Берлин изнывает от задержавшейся здесь на много недель зоны высокого давления, которая, образовавшись в Турецкой империи, перемещалась через Центральную Европу и наконец удушающе нависла над германской столицей, так что теперь население, взбунтовавшееся против диктата жары, берет на абордаж тележки с мороженым и обвязывает головы мокрыми полотенцами, а пожарные машины прикомандированы к зоосаду, чтобы с помощью шлангов устраивать душ для воющих от жары и жажды животных. Но едва данцигский поезд Энгельхардта въезжает под своды Силезского вокзала, кто-то будто протыкает иглой гигантский воздушный шар: за считанные минуты пузырь жары лопается, громоздящиеся тучи скапливаются над городом, еще мгновенье — и с неба уже хлещут невообразимые, просто невозможные потоки. Водные струи низвергаются каскадами, пелена дождя местами настолько непроницаема, что кажется, будто акватическая, но перешедшая в твердое состояние стена соединяет фасады домов на перекрестках; зонтик из легкого муслина тут не поможет, прохожие кутаются в черные прорезиненные дождевики (необходимый для изготовления таких плащей каучук импортируется исключительно из Бельгийского Конго, с плантаций, на которых зверски эксплуатируется рабский труд) и, нахохлившись, словно вороны, шагают навстречу шумному ливню, который то подкрадывается к ним сбоку, то изливается сверху, то подталкивает их сзади… Город представляет собой сплошную строительную площадку, ямы глубиной в человеческий рост мешают нормальному продвижению пешеходов, теперь эти ямы еще и заполнены дождевой водой.
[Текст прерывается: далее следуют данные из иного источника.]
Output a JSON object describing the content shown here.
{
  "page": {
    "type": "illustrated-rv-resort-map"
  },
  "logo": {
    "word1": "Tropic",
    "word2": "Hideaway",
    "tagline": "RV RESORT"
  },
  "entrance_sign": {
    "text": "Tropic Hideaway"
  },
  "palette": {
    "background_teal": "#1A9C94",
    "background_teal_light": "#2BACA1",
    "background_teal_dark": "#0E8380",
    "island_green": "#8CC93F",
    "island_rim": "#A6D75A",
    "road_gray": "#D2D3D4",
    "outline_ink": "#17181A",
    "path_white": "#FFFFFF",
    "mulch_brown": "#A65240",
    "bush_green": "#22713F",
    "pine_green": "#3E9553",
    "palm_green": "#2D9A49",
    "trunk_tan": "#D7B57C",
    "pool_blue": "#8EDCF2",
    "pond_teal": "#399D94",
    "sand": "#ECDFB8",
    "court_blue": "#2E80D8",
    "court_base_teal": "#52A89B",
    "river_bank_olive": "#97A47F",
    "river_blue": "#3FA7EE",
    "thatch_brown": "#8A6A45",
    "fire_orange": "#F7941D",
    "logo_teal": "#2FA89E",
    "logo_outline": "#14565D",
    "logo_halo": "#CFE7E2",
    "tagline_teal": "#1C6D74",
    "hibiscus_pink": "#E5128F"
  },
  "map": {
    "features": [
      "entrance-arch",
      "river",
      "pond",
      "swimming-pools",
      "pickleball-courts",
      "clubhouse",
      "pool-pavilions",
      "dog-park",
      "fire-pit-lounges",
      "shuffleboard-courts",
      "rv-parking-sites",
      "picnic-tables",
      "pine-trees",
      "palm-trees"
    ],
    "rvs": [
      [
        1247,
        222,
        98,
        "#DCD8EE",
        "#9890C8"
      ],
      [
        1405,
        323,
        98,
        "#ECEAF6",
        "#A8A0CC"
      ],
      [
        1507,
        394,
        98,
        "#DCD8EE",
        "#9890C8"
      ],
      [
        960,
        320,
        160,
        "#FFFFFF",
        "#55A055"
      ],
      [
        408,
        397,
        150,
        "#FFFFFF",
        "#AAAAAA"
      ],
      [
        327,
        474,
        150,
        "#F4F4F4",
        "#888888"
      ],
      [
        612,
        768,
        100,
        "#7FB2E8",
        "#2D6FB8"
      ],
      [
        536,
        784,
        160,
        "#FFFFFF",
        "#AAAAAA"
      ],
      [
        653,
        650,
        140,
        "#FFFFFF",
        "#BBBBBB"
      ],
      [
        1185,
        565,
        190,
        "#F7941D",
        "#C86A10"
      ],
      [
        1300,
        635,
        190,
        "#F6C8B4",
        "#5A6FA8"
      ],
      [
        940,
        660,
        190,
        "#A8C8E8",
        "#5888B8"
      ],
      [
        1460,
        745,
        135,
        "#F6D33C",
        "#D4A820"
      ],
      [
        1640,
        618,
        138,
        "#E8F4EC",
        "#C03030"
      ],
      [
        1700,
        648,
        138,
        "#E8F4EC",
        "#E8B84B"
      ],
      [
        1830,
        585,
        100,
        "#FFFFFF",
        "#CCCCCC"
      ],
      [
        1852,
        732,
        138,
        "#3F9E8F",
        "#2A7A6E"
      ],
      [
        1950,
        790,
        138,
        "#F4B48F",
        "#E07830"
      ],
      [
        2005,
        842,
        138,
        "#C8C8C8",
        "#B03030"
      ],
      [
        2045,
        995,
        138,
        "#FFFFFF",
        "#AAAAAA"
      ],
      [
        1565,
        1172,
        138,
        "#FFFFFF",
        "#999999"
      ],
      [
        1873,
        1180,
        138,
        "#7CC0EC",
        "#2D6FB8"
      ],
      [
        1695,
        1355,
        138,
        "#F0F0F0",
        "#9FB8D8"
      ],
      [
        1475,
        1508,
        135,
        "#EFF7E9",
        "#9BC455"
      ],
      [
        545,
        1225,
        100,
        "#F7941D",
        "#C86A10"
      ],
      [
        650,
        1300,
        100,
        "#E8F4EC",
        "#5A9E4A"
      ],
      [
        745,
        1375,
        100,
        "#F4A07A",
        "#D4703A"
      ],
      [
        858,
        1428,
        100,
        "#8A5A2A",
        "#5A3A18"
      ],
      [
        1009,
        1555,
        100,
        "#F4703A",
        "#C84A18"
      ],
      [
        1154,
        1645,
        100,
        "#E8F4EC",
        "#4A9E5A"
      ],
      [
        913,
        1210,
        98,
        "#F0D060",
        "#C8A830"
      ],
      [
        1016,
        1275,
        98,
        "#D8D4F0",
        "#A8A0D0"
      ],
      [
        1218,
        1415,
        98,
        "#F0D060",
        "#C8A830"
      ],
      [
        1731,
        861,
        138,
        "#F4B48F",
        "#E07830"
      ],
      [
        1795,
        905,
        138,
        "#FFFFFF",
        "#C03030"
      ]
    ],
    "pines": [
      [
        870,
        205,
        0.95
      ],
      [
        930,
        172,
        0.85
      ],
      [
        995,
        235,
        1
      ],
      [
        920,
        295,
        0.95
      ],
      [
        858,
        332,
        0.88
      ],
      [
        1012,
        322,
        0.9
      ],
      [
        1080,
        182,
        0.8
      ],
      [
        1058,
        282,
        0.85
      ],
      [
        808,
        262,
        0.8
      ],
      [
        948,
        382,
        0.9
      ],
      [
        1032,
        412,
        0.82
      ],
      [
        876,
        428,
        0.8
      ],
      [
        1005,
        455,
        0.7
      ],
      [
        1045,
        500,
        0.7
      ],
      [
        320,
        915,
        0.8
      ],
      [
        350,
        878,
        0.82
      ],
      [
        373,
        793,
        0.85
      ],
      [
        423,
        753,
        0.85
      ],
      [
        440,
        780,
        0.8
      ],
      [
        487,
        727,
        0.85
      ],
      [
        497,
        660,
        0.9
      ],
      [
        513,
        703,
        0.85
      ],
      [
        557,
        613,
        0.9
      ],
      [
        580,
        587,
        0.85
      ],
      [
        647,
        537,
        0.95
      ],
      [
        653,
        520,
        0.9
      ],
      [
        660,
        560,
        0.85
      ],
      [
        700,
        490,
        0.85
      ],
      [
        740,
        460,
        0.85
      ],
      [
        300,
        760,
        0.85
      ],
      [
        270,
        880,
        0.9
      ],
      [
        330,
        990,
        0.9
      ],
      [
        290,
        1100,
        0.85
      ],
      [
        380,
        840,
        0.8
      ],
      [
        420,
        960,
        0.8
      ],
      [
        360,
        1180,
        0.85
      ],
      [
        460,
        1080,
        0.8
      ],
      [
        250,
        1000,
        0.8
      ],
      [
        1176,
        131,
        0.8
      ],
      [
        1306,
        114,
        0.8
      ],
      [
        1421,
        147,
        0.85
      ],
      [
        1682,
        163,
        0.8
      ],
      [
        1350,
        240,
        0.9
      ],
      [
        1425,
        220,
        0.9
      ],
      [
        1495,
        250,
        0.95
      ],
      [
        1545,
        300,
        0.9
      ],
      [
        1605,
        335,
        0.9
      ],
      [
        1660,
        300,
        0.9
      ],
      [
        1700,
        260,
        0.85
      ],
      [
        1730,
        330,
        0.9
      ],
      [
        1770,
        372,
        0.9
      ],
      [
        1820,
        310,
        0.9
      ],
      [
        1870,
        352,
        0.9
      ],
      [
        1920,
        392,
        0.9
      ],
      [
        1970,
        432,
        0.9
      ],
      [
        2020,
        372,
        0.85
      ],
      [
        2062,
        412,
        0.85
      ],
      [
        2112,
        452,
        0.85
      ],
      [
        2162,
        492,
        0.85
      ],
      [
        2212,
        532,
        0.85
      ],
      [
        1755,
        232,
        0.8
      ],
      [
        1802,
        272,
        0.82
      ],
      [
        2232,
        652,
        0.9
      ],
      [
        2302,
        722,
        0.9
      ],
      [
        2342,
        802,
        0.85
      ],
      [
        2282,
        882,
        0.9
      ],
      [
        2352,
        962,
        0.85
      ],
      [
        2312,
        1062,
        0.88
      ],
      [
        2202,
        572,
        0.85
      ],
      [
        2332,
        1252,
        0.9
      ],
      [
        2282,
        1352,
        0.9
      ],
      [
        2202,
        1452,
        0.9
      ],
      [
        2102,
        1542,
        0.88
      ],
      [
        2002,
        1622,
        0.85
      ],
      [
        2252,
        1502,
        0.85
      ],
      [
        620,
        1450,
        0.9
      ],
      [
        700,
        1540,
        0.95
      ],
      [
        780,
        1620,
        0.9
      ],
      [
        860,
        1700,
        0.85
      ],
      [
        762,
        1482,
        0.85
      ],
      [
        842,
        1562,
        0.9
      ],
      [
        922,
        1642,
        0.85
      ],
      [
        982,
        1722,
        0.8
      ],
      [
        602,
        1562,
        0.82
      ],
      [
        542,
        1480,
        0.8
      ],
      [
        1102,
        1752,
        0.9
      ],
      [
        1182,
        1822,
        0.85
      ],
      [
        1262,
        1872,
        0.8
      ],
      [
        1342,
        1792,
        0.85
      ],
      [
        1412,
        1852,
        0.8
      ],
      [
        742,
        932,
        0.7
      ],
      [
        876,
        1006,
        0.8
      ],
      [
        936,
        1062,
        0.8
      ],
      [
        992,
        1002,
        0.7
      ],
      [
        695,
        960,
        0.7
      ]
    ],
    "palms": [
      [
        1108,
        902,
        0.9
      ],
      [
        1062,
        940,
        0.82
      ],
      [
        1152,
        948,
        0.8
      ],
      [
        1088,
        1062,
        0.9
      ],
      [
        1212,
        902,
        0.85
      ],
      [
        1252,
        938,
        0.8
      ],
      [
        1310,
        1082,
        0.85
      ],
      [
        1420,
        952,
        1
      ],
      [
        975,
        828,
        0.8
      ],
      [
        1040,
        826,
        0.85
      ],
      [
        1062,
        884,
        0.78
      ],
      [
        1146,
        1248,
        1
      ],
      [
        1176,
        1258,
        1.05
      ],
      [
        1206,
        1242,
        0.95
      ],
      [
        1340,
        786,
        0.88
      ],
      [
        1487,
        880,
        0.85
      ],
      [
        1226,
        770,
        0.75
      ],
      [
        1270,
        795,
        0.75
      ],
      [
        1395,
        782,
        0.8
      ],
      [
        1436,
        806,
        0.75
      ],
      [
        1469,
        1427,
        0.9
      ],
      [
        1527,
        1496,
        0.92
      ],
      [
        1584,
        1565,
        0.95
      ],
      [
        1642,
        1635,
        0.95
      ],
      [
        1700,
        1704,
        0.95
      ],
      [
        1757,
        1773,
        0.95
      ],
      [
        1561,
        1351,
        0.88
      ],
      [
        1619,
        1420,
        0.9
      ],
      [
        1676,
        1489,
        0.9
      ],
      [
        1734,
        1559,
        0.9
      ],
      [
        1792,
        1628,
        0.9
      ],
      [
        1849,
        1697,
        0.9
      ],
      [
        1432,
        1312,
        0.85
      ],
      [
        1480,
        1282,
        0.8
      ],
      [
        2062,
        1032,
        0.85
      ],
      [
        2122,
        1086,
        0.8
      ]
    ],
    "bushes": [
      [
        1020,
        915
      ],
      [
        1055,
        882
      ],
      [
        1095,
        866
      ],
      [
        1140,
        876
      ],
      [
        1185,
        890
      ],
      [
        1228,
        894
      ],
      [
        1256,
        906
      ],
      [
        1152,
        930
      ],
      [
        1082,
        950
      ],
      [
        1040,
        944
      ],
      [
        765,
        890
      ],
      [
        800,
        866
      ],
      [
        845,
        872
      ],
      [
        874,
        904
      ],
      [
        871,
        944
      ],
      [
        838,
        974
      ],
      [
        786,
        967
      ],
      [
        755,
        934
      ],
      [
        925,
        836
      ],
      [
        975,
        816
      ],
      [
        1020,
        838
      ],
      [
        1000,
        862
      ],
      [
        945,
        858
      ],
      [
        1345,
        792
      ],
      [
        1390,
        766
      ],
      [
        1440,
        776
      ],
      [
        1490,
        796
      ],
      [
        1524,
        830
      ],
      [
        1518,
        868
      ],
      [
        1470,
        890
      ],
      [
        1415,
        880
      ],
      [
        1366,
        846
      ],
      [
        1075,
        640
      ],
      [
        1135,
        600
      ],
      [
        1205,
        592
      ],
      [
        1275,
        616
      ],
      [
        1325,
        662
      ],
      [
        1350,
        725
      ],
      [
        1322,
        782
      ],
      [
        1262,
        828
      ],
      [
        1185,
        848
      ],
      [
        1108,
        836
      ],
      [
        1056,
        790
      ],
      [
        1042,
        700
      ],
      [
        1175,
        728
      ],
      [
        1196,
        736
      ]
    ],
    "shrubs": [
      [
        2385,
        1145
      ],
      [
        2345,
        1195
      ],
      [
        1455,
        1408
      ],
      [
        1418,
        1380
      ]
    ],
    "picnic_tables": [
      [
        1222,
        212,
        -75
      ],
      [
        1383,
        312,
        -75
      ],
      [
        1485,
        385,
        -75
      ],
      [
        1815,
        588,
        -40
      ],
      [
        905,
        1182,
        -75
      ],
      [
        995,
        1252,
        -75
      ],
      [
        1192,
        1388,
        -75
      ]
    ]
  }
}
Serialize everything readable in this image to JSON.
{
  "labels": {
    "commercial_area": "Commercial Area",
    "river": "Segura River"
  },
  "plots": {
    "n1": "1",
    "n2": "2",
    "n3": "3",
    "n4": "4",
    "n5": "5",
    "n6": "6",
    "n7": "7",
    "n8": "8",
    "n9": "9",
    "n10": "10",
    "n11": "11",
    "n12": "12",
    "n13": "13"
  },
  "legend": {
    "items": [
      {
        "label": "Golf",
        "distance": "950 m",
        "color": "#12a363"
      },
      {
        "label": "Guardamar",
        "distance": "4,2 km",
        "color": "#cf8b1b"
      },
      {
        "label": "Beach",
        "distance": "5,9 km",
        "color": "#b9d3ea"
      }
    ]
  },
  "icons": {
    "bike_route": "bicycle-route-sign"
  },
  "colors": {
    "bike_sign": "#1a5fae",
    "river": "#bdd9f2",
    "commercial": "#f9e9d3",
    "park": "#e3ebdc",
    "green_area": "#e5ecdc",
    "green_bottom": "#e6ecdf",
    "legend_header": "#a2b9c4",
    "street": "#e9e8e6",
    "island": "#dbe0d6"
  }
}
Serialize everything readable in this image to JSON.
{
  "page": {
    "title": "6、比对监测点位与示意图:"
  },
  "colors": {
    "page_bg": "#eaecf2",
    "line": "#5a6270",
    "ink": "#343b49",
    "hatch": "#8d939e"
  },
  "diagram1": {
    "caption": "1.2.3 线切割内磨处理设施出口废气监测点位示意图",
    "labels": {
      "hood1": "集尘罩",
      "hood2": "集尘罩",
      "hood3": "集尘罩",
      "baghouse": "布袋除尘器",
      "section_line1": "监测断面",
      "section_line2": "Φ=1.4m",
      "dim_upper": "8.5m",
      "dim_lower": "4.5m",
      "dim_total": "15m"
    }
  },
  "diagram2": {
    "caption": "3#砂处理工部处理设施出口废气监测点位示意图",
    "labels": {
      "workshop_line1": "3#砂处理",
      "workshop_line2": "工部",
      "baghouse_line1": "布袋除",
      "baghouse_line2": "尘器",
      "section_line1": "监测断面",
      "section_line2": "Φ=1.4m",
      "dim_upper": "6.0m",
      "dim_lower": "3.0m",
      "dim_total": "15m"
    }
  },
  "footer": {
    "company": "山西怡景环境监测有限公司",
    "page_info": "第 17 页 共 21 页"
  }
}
На Александрплац торговцы из Сибири предлагают свой насквозь промокший мелкий товар; там же можно приобрести, очень дешево, жареные колбаски, состоящие в основном из мясных отходов и заплесневелой муки, но под дождем они тут же разваливаются. Трамвай, кряхтя и разбрасывая искры, движется мимо почтенных горожан, которые пытаются спастись от сильнейшего проливного дождя, запрыгивая на подножки; повсюду — торчащие в небе, роняющие воду стальные краны: так встречает Энгельхардта Берлин, эта построенная на забитых в бранденбургский песок сваях провинциальная метрополия, разыгрывающая из себя столицу империи.

Узнав, что живущий в Берлине Сильвио Гезелль, с которым он хотел посоветоваться насчет создания свободной от денег вегетарианской общины, уехал на жительство в Аргентину, Энгельхардт в сутолоке Силезского вокзала незаметно ускользнул от маленькой группы своих освободителей, запрыгнул в конку и сорвал с себя все повязки, делавшие его наполовину незрячим. Теперь, несмотря на дождь, он снова может видеть, и даже очень неплохо. Его решение остается в силе: с этим отравленным, вульгарным, жестоким, падким на удовольствия и гниющим изнутри обществом, которое занято только тем, что накапливает ненужные вещи, забивает животных и разрушает человеческие души, он навсегда распрощается — да, так он и поступит.

Двумя-тремя остановками дальше, на Александрплац, какой-то насквозь промокший берлинец стоит, прислонившись к стене, и месмерически уплетает одну из упоминавшихся выше невкусных жареных колбасок. Все бедствия, через которые суждено пройти его народу, будто написаны у него на лице. Упитанная, равнодушная безутешность, серое ламенто коротко стриженных волос, капли колбасного жира на грубых пальцах… — именно таким и изобразят однажды этого немца. Энгельхардт, словно завороженный, неотрывно смотрит на него, пока омнибус громыхает мимо, сквозь водяную стену. На секунду кажется, будто раскаленный световой луч соединил этих двоих — Просветленного и Покорствующего.

 

V

Поскольку мы уже озаботились тем, чтобы рассказать о прошлом нашего бедного друга, теперь мы можем — подобно выносливой и гордой морской птице, для которой пересечение временных зон нашего земного шара не имеет никакого значения, ибо она этих зон вообще не воспринимает и, соответственно, не пытается осмыслить, — можем перепрыгнуть через сколько-то лет и вновь обнаружить Августа Энгельхардта там, где мы его оставили несколько страниц назад: он, в чем мать родила, прогуливается по пляжу (по собственному, заметьте!), время от времени нагибается и подбирает с песка особо привлекательные раковины, а затем опускает их в специально для этой цели предназначенный плетеный короб, который носит на перекинутой через плечо лямке.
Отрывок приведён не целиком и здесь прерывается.